# Ford 4000 3 cyl diesel - head gasket or crack?



## .netDude (Nov 26, 2004)

2 days ago, went to turn over the engine, it turned a couple times then gave a sharp crack, like someone hit the top of the engine with a hammer, then stopped turning. I let it sit for a couple minutes, warmed up the manifold heater, and it started and drove it a couple times since, just to put out a couple round bales. Today, I checked the radiator and it was down to the core. I filled it, let it idle for a few minutes, after 4 or 5 minutes the fluid turned 'frothy'. There is white smoke when it's cold, goes away when it's hot. The oil seems ok, doesn't seem to be contaminated, but I didn't pull the plug, only checked the dipstick. 
Is there anyway I can determine if it's a head gasket or a crack in the (cylinder?, head? something else?) without ripping it apart. I've changed a head gasket on an 8N, but this looks like a much different beast. 
Thanks.


----------



## Guest (Apr 11, 2008)

If you could hear it, it almost certainly was a crack, but even if you only need to replace the gasket, you'll still have to pull the head, I cracked the block in a chevy 290 straight 6 and it was a very like a gunshot, and never cranked again. Anyway, here's a discussion about the identical problem. http://www.acmoc.org/ACMOC_BB/showthread.php?t=1502


----------



## .netDude (Nov 26, 2004)

As for the sound, I was also told that it could probably be from water that leaked on top of the cylinder. The pressure from the cylinder could have made that sound, not so much a physical cracking of metal?


----------



## agmantoo (May 23, 2003)

Ascertain if the oil level in the engine has risen. 
To check for a blown head gasket or cracked head remove the fan belt and with the radiator filled start the engine and observe for bubbles in the radiator with the filler cap removed.
Report what you observe.
I have never heard nor have I had anyone to report hearing a crack occur in an engine. These cracks that do occur are usually very small and probably undetectable to the human ear over the noise of the engine.
If you have to use the machine leave the radiator cap loose to permit compression to escape and to prevent pressure from forcing coolant into the engine.


----------



## .netDude (Nov 26, 2004)

Thanks agman, I'll try it with the fan belt off this weekend. I did that with it on, and I didn't get bubbling in the radiator initially. I could see down to the core. After 4-5 minutes, is when it got foamy / frothy. As for the sound, it was definite. Sounded like someone hit the top of the engine with a big hammer, then nothing - completely stopped turning. Not saying that what I heard was a crack in the head happening, just that it was a loud bang.

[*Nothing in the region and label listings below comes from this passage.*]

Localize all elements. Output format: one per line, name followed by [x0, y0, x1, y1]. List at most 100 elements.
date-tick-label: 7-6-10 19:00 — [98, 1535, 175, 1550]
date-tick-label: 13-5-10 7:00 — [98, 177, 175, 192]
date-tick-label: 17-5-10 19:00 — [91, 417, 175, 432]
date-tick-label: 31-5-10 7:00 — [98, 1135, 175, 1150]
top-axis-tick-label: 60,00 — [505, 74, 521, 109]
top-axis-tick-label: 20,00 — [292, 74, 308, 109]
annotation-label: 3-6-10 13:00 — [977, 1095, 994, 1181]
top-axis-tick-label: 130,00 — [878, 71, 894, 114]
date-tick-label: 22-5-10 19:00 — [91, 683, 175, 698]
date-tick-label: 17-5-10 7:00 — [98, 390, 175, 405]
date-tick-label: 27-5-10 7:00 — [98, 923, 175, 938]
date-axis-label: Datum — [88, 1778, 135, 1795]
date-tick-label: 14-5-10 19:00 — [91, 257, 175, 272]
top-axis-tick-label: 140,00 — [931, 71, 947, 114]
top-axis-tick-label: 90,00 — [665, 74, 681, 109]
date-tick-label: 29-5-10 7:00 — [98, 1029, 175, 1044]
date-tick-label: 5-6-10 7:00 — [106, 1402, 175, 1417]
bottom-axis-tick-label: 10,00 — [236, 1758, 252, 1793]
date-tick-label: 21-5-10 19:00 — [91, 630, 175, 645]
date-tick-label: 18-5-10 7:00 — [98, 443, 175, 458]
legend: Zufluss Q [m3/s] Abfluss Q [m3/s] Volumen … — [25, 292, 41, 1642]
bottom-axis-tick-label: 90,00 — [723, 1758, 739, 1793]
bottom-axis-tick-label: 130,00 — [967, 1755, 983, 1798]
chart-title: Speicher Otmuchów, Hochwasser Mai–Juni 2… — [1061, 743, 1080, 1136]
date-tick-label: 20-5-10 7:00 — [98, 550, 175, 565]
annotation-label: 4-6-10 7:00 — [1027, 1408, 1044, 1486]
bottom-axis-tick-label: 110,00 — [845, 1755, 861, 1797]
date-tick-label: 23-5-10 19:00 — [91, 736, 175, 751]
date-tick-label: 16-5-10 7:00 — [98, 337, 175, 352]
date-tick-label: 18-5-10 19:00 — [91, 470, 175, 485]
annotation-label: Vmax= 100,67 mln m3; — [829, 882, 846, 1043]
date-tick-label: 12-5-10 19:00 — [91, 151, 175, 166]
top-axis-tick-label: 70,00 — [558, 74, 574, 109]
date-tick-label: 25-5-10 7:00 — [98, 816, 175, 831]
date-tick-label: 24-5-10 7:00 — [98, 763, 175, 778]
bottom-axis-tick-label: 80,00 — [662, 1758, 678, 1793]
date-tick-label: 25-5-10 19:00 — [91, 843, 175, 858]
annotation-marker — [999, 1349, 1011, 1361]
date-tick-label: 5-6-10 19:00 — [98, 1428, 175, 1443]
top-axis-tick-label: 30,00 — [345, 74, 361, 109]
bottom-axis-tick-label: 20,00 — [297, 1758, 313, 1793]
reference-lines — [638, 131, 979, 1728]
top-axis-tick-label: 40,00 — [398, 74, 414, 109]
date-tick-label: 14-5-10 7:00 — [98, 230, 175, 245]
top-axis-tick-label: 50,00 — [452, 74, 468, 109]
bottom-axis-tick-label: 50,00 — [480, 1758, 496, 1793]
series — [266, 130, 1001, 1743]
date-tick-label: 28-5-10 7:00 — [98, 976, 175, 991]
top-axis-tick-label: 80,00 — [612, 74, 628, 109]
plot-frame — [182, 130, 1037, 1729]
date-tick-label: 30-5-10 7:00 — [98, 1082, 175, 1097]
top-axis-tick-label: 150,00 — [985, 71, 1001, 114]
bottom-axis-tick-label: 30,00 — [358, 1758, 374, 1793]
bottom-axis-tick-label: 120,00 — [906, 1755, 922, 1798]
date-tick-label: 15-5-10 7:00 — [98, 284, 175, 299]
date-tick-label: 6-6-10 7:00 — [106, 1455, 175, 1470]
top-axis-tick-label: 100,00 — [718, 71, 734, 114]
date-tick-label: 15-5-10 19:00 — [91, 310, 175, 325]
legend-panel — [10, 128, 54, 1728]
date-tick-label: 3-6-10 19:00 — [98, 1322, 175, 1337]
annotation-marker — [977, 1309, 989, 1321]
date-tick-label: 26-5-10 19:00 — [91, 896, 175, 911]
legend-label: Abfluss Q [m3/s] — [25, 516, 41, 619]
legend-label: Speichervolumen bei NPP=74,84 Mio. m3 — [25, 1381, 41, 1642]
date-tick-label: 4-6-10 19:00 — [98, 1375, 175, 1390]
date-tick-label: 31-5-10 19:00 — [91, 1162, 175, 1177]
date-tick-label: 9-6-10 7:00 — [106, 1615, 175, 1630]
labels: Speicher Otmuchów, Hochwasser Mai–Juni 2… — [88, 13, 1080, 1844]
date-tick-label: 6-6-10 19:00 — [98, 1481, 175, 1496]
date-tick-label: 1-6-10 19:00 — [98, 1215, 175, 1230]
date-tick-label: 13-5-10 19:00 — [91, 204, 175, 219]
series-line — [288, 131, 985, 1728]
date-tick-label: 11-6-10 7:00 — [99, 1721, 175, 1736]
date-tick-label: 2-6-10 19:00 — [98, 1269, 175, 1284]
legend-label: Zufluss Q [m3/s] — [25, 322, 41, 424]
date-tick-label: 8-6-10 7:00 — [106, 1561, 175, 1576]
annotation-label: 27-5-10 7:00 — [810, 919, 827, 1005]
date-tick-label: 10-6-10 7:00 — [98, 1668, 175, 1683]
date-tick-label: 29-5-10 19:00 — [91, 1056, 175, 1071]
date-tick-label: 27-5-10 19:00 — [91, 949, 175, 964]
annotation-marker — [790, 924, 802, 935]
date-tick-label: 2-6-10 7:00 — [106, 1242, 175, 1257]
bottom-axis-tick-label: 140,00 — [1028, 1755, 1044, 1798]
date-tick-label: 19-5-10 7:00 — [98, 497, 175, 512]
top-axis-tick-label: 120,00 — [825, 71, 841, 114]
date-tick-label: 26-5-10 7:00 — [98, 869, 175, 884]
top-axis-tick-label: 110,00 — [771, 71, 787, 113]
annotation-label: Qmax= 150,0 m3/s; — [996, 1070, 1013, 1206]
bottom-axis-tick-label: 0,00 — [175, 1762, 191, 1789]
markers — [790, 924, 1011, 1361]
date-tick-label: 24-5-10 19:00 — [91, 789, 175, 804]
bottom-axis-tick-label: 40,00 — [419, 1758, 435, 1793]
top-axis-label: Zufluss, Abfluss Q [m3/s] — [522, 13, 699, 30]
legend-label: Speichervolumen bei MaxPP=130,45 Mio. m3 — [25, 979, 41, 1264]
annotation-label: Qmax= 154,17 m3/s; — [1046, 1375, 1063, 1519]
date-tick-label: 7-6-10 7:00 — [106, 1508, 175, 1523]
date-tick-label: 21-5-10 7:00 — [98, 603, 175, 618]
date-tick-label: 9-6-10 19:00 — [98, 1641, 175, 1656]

In either case - gasket or head - any idea of the labor cost to have it fixed? I think I'd have to have pro do it, doesn't look as straight forward as the old 8n.


----------



## FordJunkie (Nov 23, 2007)

Usually you won't here anything but with the engine just being cranked not running what you could have heard was a valve being helped closed by liquid in a cylinder (hydraulic-liquid compression in the cylinder) which would slap the valve closed. Head or gasket leaking coolant into the cylinder very rare to here it but you may.

I would "guess" about 20 hrs. shop time if it doesn't have a loader on it. Parts would just be a guess now. I'm quite sure they wouldn't do a gasket and not reman. the head, could be pricey with the way people are doing things now a days. A NH dealer should be able to give you the flat rate hrs. for the job.

The only difference between the 8N flat head and the over head valve engine is several more pieces to R&R in the valve train i.e. rocker arms and push rods watch for any oil lines that go to rocker arms.

HTH,

Tony


----------



## agmantoo (May 23, 2003)

My concept of where the noise may have originated would be from the flywheel ring gear shearing a tooth. From my experience fluid will either escape through an open exhaust valve or the engine will lock up and stall the starter.


----------



## FordJunkie (Nov 23, 2007)

True Agmantoo.... but I think he would notice a tooth off the flywheel when cranking unless it fires off really quick. I have had liquid help to close a valve on a race engine, as you say when valve closed rotation stopped, it made a very loud slap as it bent the pushrod and closed the valve.

Tony


----------